1980 

Il établit un lien entre les pratiques de fertilisation azotée et les pollutions diffuses des eaux par le nitrate. 

Le Rapport Hénin, remis au gouvernement français en 1980 sous le titre Activités agricoles et qualité des eaux, marque un tournant majeur dans la prise de conscience environnementale. Il établit officiellement la responsabilité des pratiques agricoles, notamment la fertilisation azotée, dans la pollution diffuse des eaux par les nitrates, les phosphates et les pesticides.

Ce rapport s’appuie sur des études menées dans les années 1970 qui montrent la corrélation entre la teneur en nitrates des eaux et les apports excessifs d’azote. Il souligne que les excédents d’engrais azotés, mal maîtrisés, favorisent le lessivage vers les nappes phréatiques, entraînant des risques pour la santé humaine et des phénomènes d’eutrophisation.
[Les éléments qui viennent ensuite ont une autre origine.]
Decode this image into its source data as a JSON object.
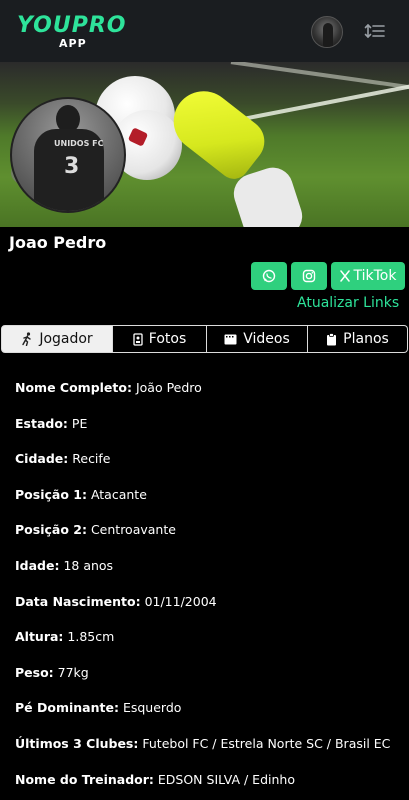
{
  "header": {
    "logo_text": "YOUPRO",
    "logo_sub": "APP",
    "avatar_icon": "avatar",
    "menu_icon": "sort-list-icon"
  },
  "profile": {
    "name": "Joao Pedro",
    "camera_icon": "camera-icon",
    "jersey_text": "UNIDOS FC",
    "jersey_number": "3"
  },
  "social": {
    "whatsapp_icon": "whatsapp-icon",
    "instagram_icon": "instagram-icon",
    "tiktok_label": "TikTok",
    "update_links": "Atualizar Links",
    "accent_color": "#2fd07e"
  },
  "tabs": [
    {
      "label": "Jogador",
      "icon": "running-person-icon",
      "active": true
    },
    {
      "label": "Fotos",
      "icon": "photo-card-icon",
      "active": false
    },
    {
      "label": "Videos",
      "icon": "film-icon",
      "active": false
    },
    {
      "label": "Planos",
      "icon": "clipboard-icon",
      "active": false
    }
  ],
  "details": [
    {
      "key": "Nome Completo:",
      "value": "João Pedro"
    },
    {
      "key": "Estado:",
      "value": "PE"
    },
    {
      "key": "Cidade:",
      "value": "Recife"
    },
    {
      "key": "Posição 1:",
      "value": "Atacante"
    },
    {
      "key": "Posição 2:",
      "value": "Centroavante"
    },
    {
      "key": "Idade:",
      "value": "18 anos"
    },
    {
      "key": "Data Nascimento:",
      "value": "01/11/2004"
    },
    {
      "key": "Altura:",
      "value": "1.85cm"
    },
    {
      "key": "Peso:",
      "value": "77kg"
    },
    {
      "key": "Pé Dominante:",
      "value": "Esquerdo"
    },
    {
      "key": "Últimos 3 Clubes:",
      "value": "Futebol FC / Estrela Norte SC / Brasil EC"
    },
    {
      "key": "Nome do Treinador:",
      "value": "EDSON SILVA / Edinho"
    }
  ]
}
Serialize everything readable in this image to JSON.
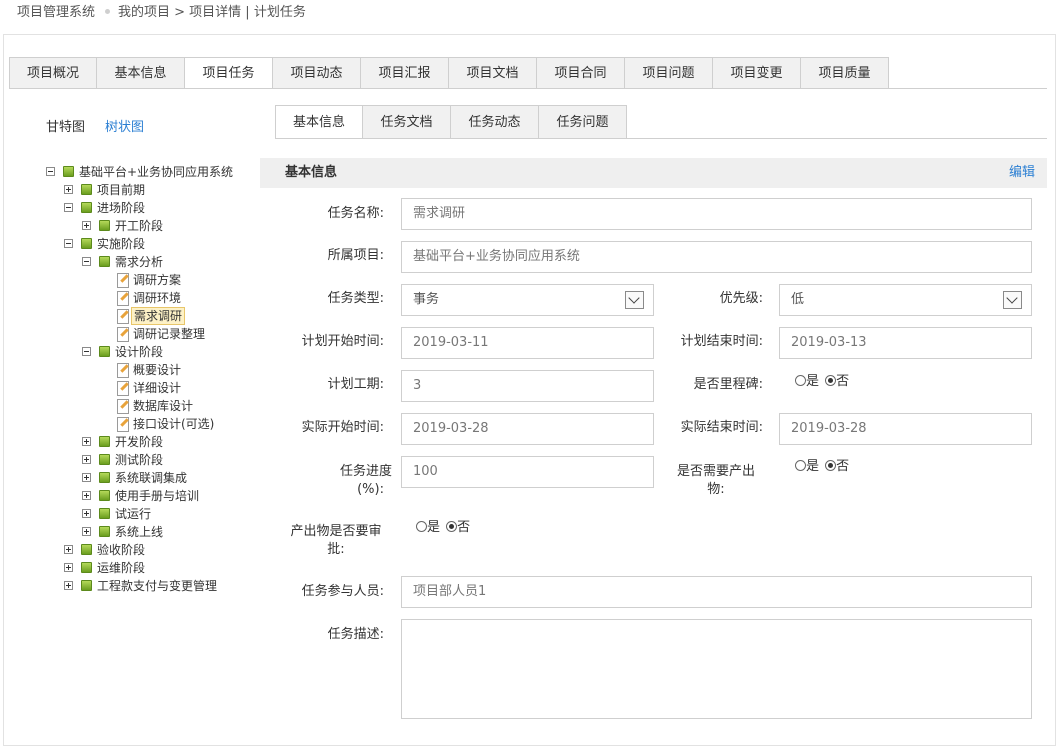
{
  "breadcrumb": {
    "system": "项目管理系统",
    "path": "我的项目 > 项目详情 | 计划任务"
  },
  "main_tabs": [
    "项目概况",
    "基本信息",
    "项目任务",
    "项目动态",
    "项目汇报",
    "项目文档",
    "项目合同",
    "项目问题",
    "项目变更",
    "项目质量"
  ],
  "main_tab_active": "项目任务",
  "view_switch": {
    "gantt": "甘特图",
    "tree": "树状图"
  },
  "sub_tabs": [
    "基本信息",
    "任务文档",
    "任务动态",
    "任务问题"
  ],
  "sub_tab_active": "基本信息",
  "tree": {
    "root": "基础平台+业务协同应用系统",
    "n1": "项目前期",
    "n2": "进场阶段",
    "n2_1": "开工阶段",
    "n3": "实施阶段",
    "n3_1": "需求分析",
    "n3_1_1": "调研方案",
    "n3_1_2": "调研环境",
    "n3_1_3": "需求调研",
    "n3_1_4": "调研记录整理",
    "n3_2": "设计阶段",
    "n3_2_1": "概要设计",
    "n3_2_2": "详细设计",
    "n3_2_3": "数据库设计",
    "n3_2_4": "接口设计(可选)",
    "n3_3": "开发阶段",
    "n3_4": "测试阶段",
    "n3_5": "系统联调集成",
    "n3_6": "使用手册与培训",
    "n3_7": "试运行",
    "n3_8": "系统上线",
    "n4": "验收阶段",
    "n5": "运维阶段",
    "n6": "工程款支付与变更管理"
  },
  "section": {
    "title": "基本信息",
    "edit": "编辑"
  },
  "form": {
    "task_name_label": "任务名称:",
    "task_name": "需求调研",
    "project_label": "所属项目:",
    "project": "基础平台+业务协同应用系统",
    "type_label": "任务类型:",
    "type": "事务",
    "priority_label": "优先级:",
    "priority": "低",
    "plan_start_label": "计划开始时间:",
    "plan_start": "2019-03-11",
    "plan_end_label": "计划结束时间:",
    "plan_end": "2019-03-13",
    "plan_days_label": "计划工期:",
    "plan_days": "3",
    "milestone_label": "是否里程碑:",
    "actual_start_label": "实际开始时间:",
    "actual_start": "2019-03-28",
    "actual_end_label": "实际结束时间:",
    "actual_end": "2019-03-28",
    "progress_label_1": "任务进度",
    "progress_label_2": "(%):",
    "progress": "100",
    "need_output_label_1": "是否需要产出",
    "need_output_label_2": "物:",
    "approve_label_1": "产出物是否要审",
    "approve_label_2": "批:",
    "members_label": "任务参与人员:",
    "members": "项目部人员1",
    "desc_label": "任务描述:",
    "yes": "是",
    "no": "否"
  }
}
Cette publication a eu des conséquences importantes : elle a déclenché la création du CORPEN en 1984, la rédaction du premier code des bonnes pratiques et a préparé le terrain pour la directive Nitrates adoptée en 1991. Le rapport a ainsi catalysé la mise en place d’une politique visant « la bonne dose, au bon moment », et reste une référence pour la gestion durable de l’azote en agriculture.